The Venuses of Parabita
"Cave of the Venuses", Parabita (LE) | Approx. 18,000 B.C
These are two statuettes made of bone that represent standing female figures. The larger one (9 cm high and 2.1 cm wide), obtained from the long bone of a large herbivore, probably a Bos primigenius or an Equus caballus, has realistic features and is characterized by the fact that the face seems to be wrapped in a veil, perhaps a hairdress or a mask. The position of the arms, resting under the belly, suggests that it represents a pregnant woman. Due to the presence of a hole at its distal end and to the integrity of the piece, the object is believed to have had a decorative function. These stylistic and iconographic traits are commonly found in other female statuettes of the Mediterranean group (for the elongated shape of the head and for the workmanship of the lower part of the body), of the Rhine-Danube group (for the treatment of the face) and of the Russian group (for the position of the arms).

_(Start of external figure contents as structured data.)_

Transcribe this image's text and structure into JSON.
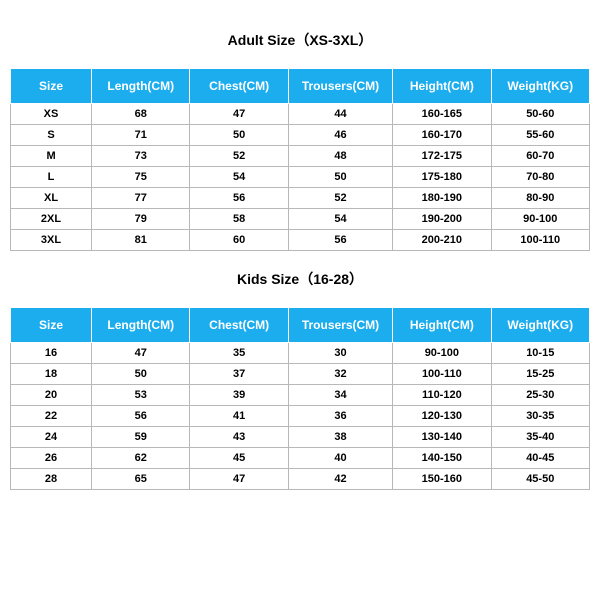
{
  "colors": {
    "header_bg": "#1cadef",
    "header_text": "#ffffff",
    "header_border": "#ffffff",
    "cell_border": "#b8b8b8",
    "text": "#000000",
    "background": "#ffffff"
  },
  "typography": {
    "title_fontsize": 14,
    "header_fontsize": 12,
    "cell_fontsize": 11
  },
  "layout": {
    "col_widths_pct": [
      14,
      17,
      17,
      18,
      17,
      17
    ]
  },
  "adult": {
    "title": "Adult Size（XS-3XL）",
    "columns": [
      "Size",
      "Length(CM)",
      "Chest(CM)",
      "Trousers(CM)",
      "Height(CM)",
      "Weight(KG)"
    ],
    "rows": [
      [
        "XS",
        "68",
        "47",
        "44",
        "160-165",
        "50-60"
      ],
      [
        "S",
        "71",
        "50",
        "46",
        "160-170",
        "55-60"
      ],
      [
        "M",
        "73",
        "52",
        "48",
        "172-175",
        "60-70"
      ],
      [
        "L",
        "75",
        "54",
        "50",
        "175-180",
        "70-80"
      ],
      [
        "XL",
        "77",
        "56",
        "52",
        "180-190",
        "80-90"
      ],
      [
        "2XL",
        "79",
        "58",
        "54",
        "190-200",
        "90-100"
      ],
      [
        "3XL",
        "81",
        "60",
        "56",
        "200-210",
        "100-110"
      ]
    ]
  },
  "kids": {
    "title": "Kids Size（16-28）",
    "columns": [
      "Size",
      "Length(CM)",
      "Chest(CM)",
      "Trousers(CM)",
      "Height(CM)",
      "Weight(KG)"
    ],
    "rows": [
      [
        "16",
        "47",
        "35",
        "30",
        "90-100",
        "10-15"
      ],
      [
        "18",
        "50",
        "37",
        "32",
        "100-110",
        "15-25"
      ],
      [
        "20",
        "53",
        "39",
        "34",
        "110-120",
        "25-30"
      ],
      [
        "22",
        "56",
        "41",
        "36",
        "120-130",
        "30-35"
      ],
      [
        "24",
        "59",
        "43",
        "38",
        "130-140",
        "35-40"
      ],
      [
        "26",
        "62",
        "45",
        "40",
        "140-150",
        "40-45"
      ],
      [
        "28",
        "65",
        "47",
        "42",
        "150-160",
        "45-50"
      ]
    ]
  }
}
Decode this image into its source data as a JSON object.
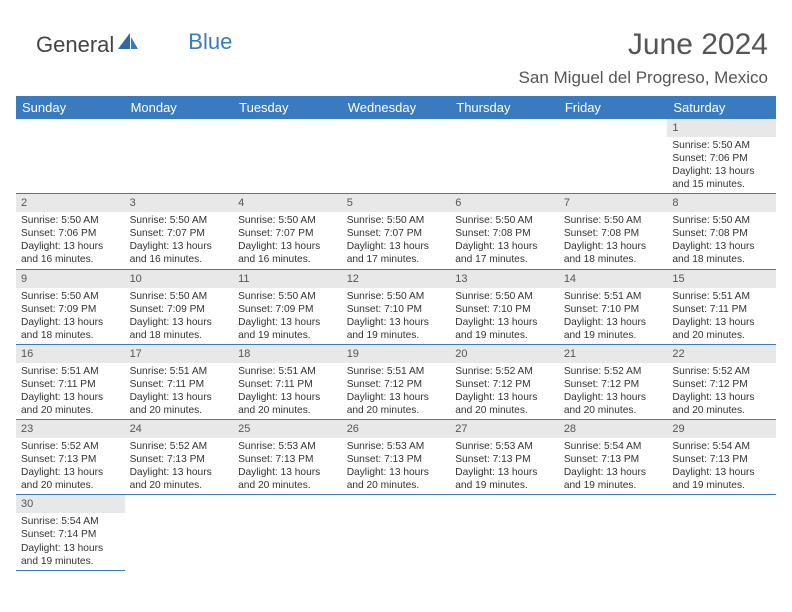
{
  "logo": {
    "part1": "General",
    "part2": "Blue"
  },
  "title": "June 2024",
  "location": "San Miguel del Progreso, Mexico",
  "colors": {
    "header_bg": "#3a7bbf",
    "header_text": "#ffffff",
    "daynum_bg": "#e8e8e8",
    "cell_border": "#3a7bbf",
    "logo_blue": "#3a7bbf",
    "body_text": "#333333",
    "title_text": "#555555",
    "background": "#ffffff"
  },
  "fonts": {
    "family": "Arial, Helvetica, sans-serif",
    "title_size_pt": 22,
    "location_size_pt": 13,
    "header_size_pt": 10,
    "cell_size_pt": 7.5,
    "daynum_size_pt": 8
  },
  "weekdays": [
    "Sunday",
    "Monday",
    "Tuesday",
    "Wednesday",
    "Thursday",
    "Friday",
    "Saturday"
  ],
  "weeks": [
    [
      null,
      null,
      null,
      null,
      null,
      null,
      {
        "n": "1",
        "sunrise": "Sunrise: 5:50 AM",
        "sunset": "Sunset: 7:06 PM",
        "daylight1": "Daylight: 13 hours",
        "daylight2": "and 15 minutes."
      }
    ],
    [
      {
        "n": "2",
        "sunrise": "Sunrise: 5:50 AM",
        "sunset": "Sunset: 7:06 PM",
        "daylight1": "Daylight: 13 hours",
        "daylight2": "and 16 minutes."
      },
      {
        "n": "3",
        "sunrise": "Sunrise: 5:50 AM",
        "sunset": "Sunset: 7:07 PM",
        "daylight1": "Daylight: 13 hours",
        "daylight2": "and 16 minutes."
      },
      {
        "n": "4",
        "sunrise": "Sunrise: 5:50 AM",
        "sunset": "Sunset: 7:07 PM",
        "daylight1": "Daylight: 13 hours",
        "daylight2": "and 16 minutes."
      },
      {
        "n": "5",
        "sunrise": "Sunrise: 5:50 AM",
        "sunset": "Sunset: 7:07 PM",
        "daylight1": "Daylight: 13 hours",
        "daylight2": "and 17 minutes."
      },
      {
        "n": "6",
        "sunrise": "Sunrise: 5:50 AM",
        "sunset": "Sunset: 7:08 PM",
        "daylight1": "Daylight: 13 hours",
        "daylight2": "and 17 minutes."
      },
      {
        "n": "7",
        "sunrise": "Sunrise: 5:50 AM",
        "sunset": "Sunset: 7:08 PM",
        "daylight1": "Daylight: 13 hours",
        "daylight2": "and 18 minutes."
      },
      {
        "n": "8",
        "sunrise": "Sunrise: 5:50 AM",
        "sunset": "Sunset: 7:08 PM",
        "daylight1": "Daylight: 13 hours",
        "daylight2": "and 18 minutes."
      }
    ],
    [
      {
        "n": "9",
        "sunrise": "Sunrise: 5:50 AM",
        "sunset": "Sunset: 7:09 PM",
        "daylight1": "Daylight: 13 hours",
        "daylight2": "and 18 minutes."
      },
      {
        "n": "10",
        "sunrise": "Sunrise: 5:50 AM",
        "sunset": "Sunset: 7:09 PM",
        "daylight1": "Daylight: 13 hours",
        "daylight2": "and 18 minutes."
      },
      {
        "n": "11",
        "sunrise": "Sunrise: 5:50 AM",
        "sunset": "Sunset: 7:09 PM",
        "daylight1": "Daylight: 13 hours",
        "daylight2": "and 19 minutes."
      },
      {
        "n": "12",
        "sunrise": "Sunrise: 5:50 AM",
        "sunset": "Sunset: 7:10 PM",
        "daylight1": "Daylight: 13 hours",
        "daylight2": "and 19 minutes."
      },
      {
        "n": "13",
        "sunrise": "Sunrise: 5:50 AM",
        "sunset": "Sunset: 7:10 PM",
        "daylight1": "Daylight: 13 hours",
        "daylight2": "and 19 minutes."
      },
      {
        "n": "14",
        "sunrise": "Sunrise: 5:51 AM",
        "sunset": "Sunset: 7:10 PM",
        "daylight1": "Daylight: 13 hours",
        "daylight2": "and 19 minutes."
      },
      {
        "n": "15",
        "sunrise": "Sunrise: 5:51 AM",
        "sunset": "Sunset: 7:11 PM",
        "daylight1": "Daylight: 13 hours",
        "daylight2": "and 20 minutes."
      }
    ],
    [
      {
        "n": "16",
        "sunrise": "Sunrise: 5:51 AM",
        "sunset": "Sunset: 7:11 PM",
        "daylight1": "Daylight: 13 hours",
        "daylight2": "and 20 minutes."
      },
      {
        "n": "17",
        "sunrise": "Sunrise: 5:51 AM",
        "sunset": "Sunset: 7:11 PM",
        "daylight1": "Daylight: 13 hours",
        "daylight2": "and 20 minutes."
      },
      {
        "n": "18",
        "sunrise": "Sunrise: 5:51 AM",
        "sunset": "Sunset: 7:11 PM",
        "daylight1": "Daylight: 13 hours",
        "daylight2": "and 20 minutes."
      },
      {
        "n": "19",
        "sunrise": "Sunrise: 5:51 AM",
        "sunset": "Sunset: 7:12 PM",
        "daylight1": "Daylight: 13 hours",
        "daylight2": "and 20 minutes."
      },
      {
        "n": "20",
        "sunrise": "Sunrise: 5:52 AM",
        "sunset": "Sunset: 7:12 PM",
        "daylight1": "Daylight: 13 hours",
        "daylight2": "and 20 minutes."
      },
      {
        "n": "21",
        "sunrise": "Sunrise: 5:52 AM",
        "sunset": "Sunset: 7:12 PM",
        "daylight1": "Daylight: 13 hours",
        "daylight2": "and 20 minutes."
      },
      {
        "n": "22",
        "sunrise": "Sunrise: 5:52 AM",
        "sunset": "Sunset: 7:12 PM",
        "daylight1": "Daylight: 13 hours",
        "daylight2": "and 20 minutes."
      }
    ],
    [
      {
        "n": "23",
        "sunrise": "Sunrise: 5:52 AM",
        "sunset": "Sunset: 7:13 PM",
        "daylight1": "Daylight: 13 hours",
        "daylight2": "and 20 minutes."
      },
      {
        "n": "24",
        "sunrise": "Sunrise: 5:52 AM",
        "sunset": "Sunset: 7:13 PM",
        "daylight1": "Daylight: 13 hours",
        "daylight2": "and 20 minutes."
      },
      {
        "n": "25",
        "sunrise": "Sunrise: 5:53 AM",
        "sunset": "Sunset: 7:13 PM",
        "daylight1": "Daylight: 13 hours",
        "daylight2": "and 20 minutes."
      },
      {
        "n": "26",
        "sunrise": "Sunrise: 5:53 AM",
        "sunset": "Sunset: 7:13 PM",
        "daylight1": "Daylight: 13 hours",
        "daylight2": "and 20 minutes."
      },
      {
        "n": "27",
        "sunrise": "Sunrise: 5:53 AM",
        "sunset": "Sunset: 7:13 PM",
        "daylight1": "Daylight: 13 hours",
        "daylight2": "and 19 minutes."
      },
      {
        "n": "28",
        "sunrise": "Sunrise: 5:54 AM",
        "sunset": "Sunset: 7:13 PM",
        "daylight1": "Daylight: 13 hours",
        "daylight2": "and 19 minutes."
      },
      {
        "n": "29",
        "sunrise": "Sunrise: 5:54 AM",
        "sunset": "Sunset: 7:13 PM",
        "daylight1": "Daylight: 13 hours",
        "daylight2": "and 19 minutes."
      }
    ],
    [
      {
        "n": "30",
        "sunrise": "Sunrise: 5:54 AM",
        "sunset": "Sunset: 7:14 PM",
        "daylight1": "Daylight: 13 hours",
        "daylight2": "and 19 minutes."
      },
      null,
      null,
      null,
      null,
      null,
      null
    ]
  ]
}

The workmanship of the smaller statue (6.1 cm high and 1.5 cm wide) is less refined and is believed to be a utensil with a “carved decoration”. Also in this case the position of the arms suggests that the object represents a pregnant woman. From the stylistic point of view, it is similar to specimens both from Eastern Europe (position of the arms), and from Western Europe (shape of the face).